International Journal of Computer Applications |
Foundation of Computer Science (FCS), NY, USA |
Volume 100 - Number 8 |
Year of Publication: 2014 |
Authors: Akshada T Bhondave, Santoshkumar Biradar |
10.5120/17542-8126 |
Akshada T Bhondave, Santoshkumar Biradar . Self-Compressive Approach for Distributed System Monitoring. International Journal of Computer Applications. 100, 8 ( August 2014), 1-5. DOI=10.5120/17542-8126
Large-Scale distributed hosting infrastructures have become the basic platforms for several real-world production systems. But a challenging task is to achieve both scalability and high precision while monitoring a large number of intra-node attributes that contain information relating to each node and inter-node attribute that denote measurements between different nodes.
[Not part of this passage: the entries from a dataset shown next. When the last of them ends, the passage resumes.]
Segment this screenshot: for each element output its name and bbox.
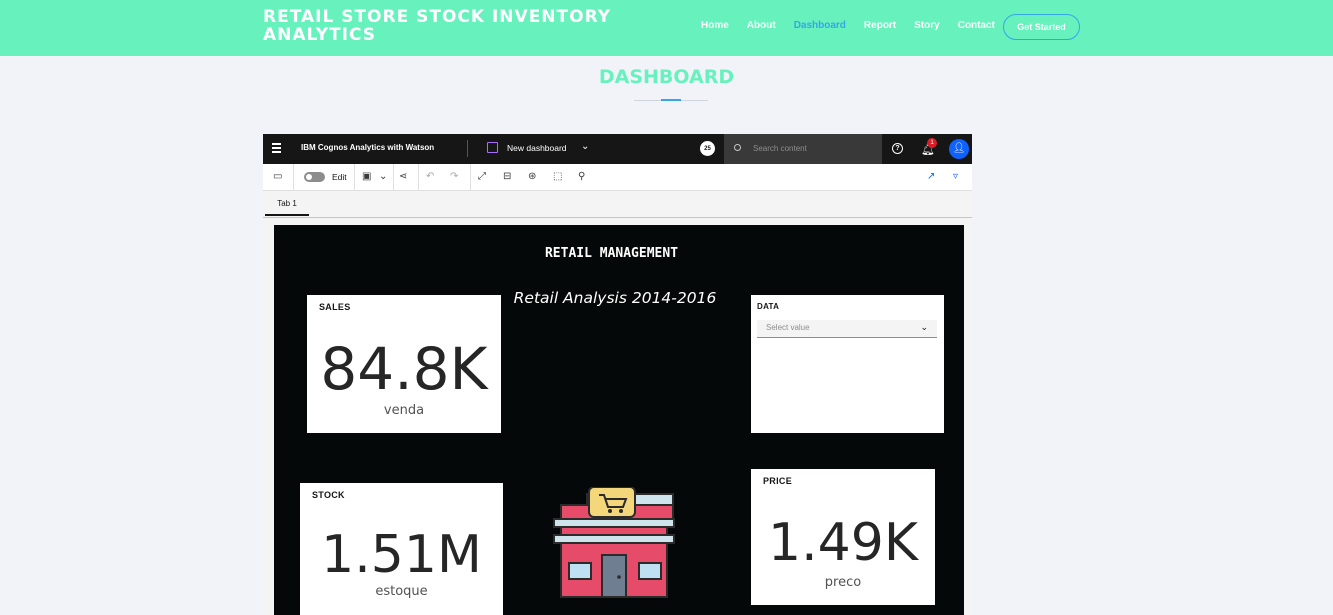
search-icon [734,144,741,151]
edit-label: Edit [332,172,347,182]
undo-icon[interactable]: ↶ [426,170,434,184]
comment-icon[interactable]: ▭ [273,170,282,184]
palette-icon[interactable]: ▿ [953,170,958,184]
edit-toggle[interactable] [304,172,325,182]
nav-about[interactable]: About [747,19,776,33]
select-icon[interactable]: ⬚ [553,170,562,184]
search-field[interactable]: Search content [724,134,882,164]
sales-value: 84.8K [320,335,488,403]
pin-icon[interactable]: ⚲ [578,170,585,184]
stock-value: 1.51M [321,525,482,585]
tab-bar: Tab 1 [263,190,972,218]
report-canvas: RETAIL MANAGEMENT Retail Analysis 2014-2… [274,225,964,615]
nav-story[interactable]: Story [914,19,940,33]
price-card[interactable]: PRICE 1.49K preco [751,469,935,605]
menu-icon[interactable] [272,143,281,153]
sales-subtitle: venda [383,403,425,418]
chevron-down-icon[interactable]: ⌄ [379,170,387,184]
stock-label: STOCK [312,490,345,500]
nav-dashboard[interactable]: Dashboard [794,19,846,33]
nav-home[interactable]: Home [701,19,729,33]
dashboard-name[interactable]: New dashboard [507,143,567,153]
filter-icon[interactable]: ⊛ [528,170,536,184]
cognos-embed: IBM Cognos Analytics with Watson New das… [263,134,972,615]
data-select[interactable]: Select value ⌄ [757,320,937,338]
user-icon[interactable]: 👤︎ [949,139,969,159]
site-nav: Home About Dashboard Report Story Contac… [701,19,1013,33]
data-select-placeholder: Select value [766,323,810,332]
price-value: 1.49K [768,513,918,573]
dashboard-icon [487,142,498,153]
save-icon[interactable]: ▣ [362,170,371,184]
page-title: DASHBOARD [598,66,735,88]
notification-badge: 1 [927,138,937,148]
data-filter-label: DATA [757,302,780,311]
share-icon[interactable]: ⋖ [399,170,407,184]
stock-subtitle: estoque [375,584,428,599]
site-header: RETAIL STORE STOCK INVENTORY ANALYTICS H… [0,0,1333,56]
help-icon[interactable]: ? [892,143,903,154]
chevron-down-icon: ⌄ [920,322,928,332]
report-title: RETAIL MANAGEMENT [544,246,679,261]
price-subtitle: preco [824,575,862,590]
sales-card[interactable]: SALES 84.8K venda [307,295,501,433]
widget-icon[interactable]: ⊟ [503,170,511,184]
title-divider [634,99,708,101]
redo-icon[interactable]: ↷ [450,170,458,184]
store-icon [549,486,679,599]
stock-card[interactable]: STOCK 1.51M estoque [300,483,503,615]
avatar[interactable]: 25 [700,141,715,156]
chevron-down-icon[interactable]: ⌄ [581,141,589,152]
site-brand[interactable]: RETAIL STORE STOCK INVENTORY ANALYTICS [263,8,643,44]
tab-1[interactable]: Tab 1 [265,197,309,216]
price-label: PRICE [763,476,793,486]
report-subtitle: Retail Analysis 2014-2016 [513,289,717,307]
expand-icon[interactable]: ⤢ [478,170,486,184]
search-input[interactable]: Search content [753,144,807,153]
product-name: IBM Cognos Analytics with Watson [301,143,435,152]
dashboard-toolbar: ▭ Edit ▣ ⌄ ⋖ ↶ ↷ ⤢ ⊟ ⊛ ⬚ ⚲ ↗ ▿ [263,164,972,191]
nav-contact[interactable]: Contact [958,19,995,33]
chart-icon[interactable]: ↗ [927,170,935,184]
nav-report[interactable]: Report [864,19,896,33]
data-filter-card: DATA Select value ⌄ [751,295,944,433]
get-started-button[interactable]: Get Started [1003,14,1080,40]
sales-label: SALES [319,302,351,312]
cognos-header: IBM Cognos Analytics with Watson New das… [263,134,972,164]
This paper presents a new distributed monitoring framework Based on video coding techniques of named RBOIC (Replica Based Online Information Compression for Scalable Hosting Infrastructure Monitoring) which uses novel image based approach in which system models snapshots of the monitored distributed system images and applies lightweight online reference block search algorithm to compress monitoring traffic from worker to management node to achieve scalable full coverage monitoring. RBOIC explores the design, implementation of adaptive rood pattern search algorithm to find out optimal or near optimal reference values for each attribute. RBOIC effectively achieve failure-resilient monitoring by restoring monitoring data on replica node. The experimental evaluation of compressive monitoring system has been done using real time monitoring data . The experimental results show that RBOIC can achieve much higher compression ratios with less overhead and adaptive rood pattern search (APRS) achieves better performance by preventing unnecessary intermediate search than diamond search pattern.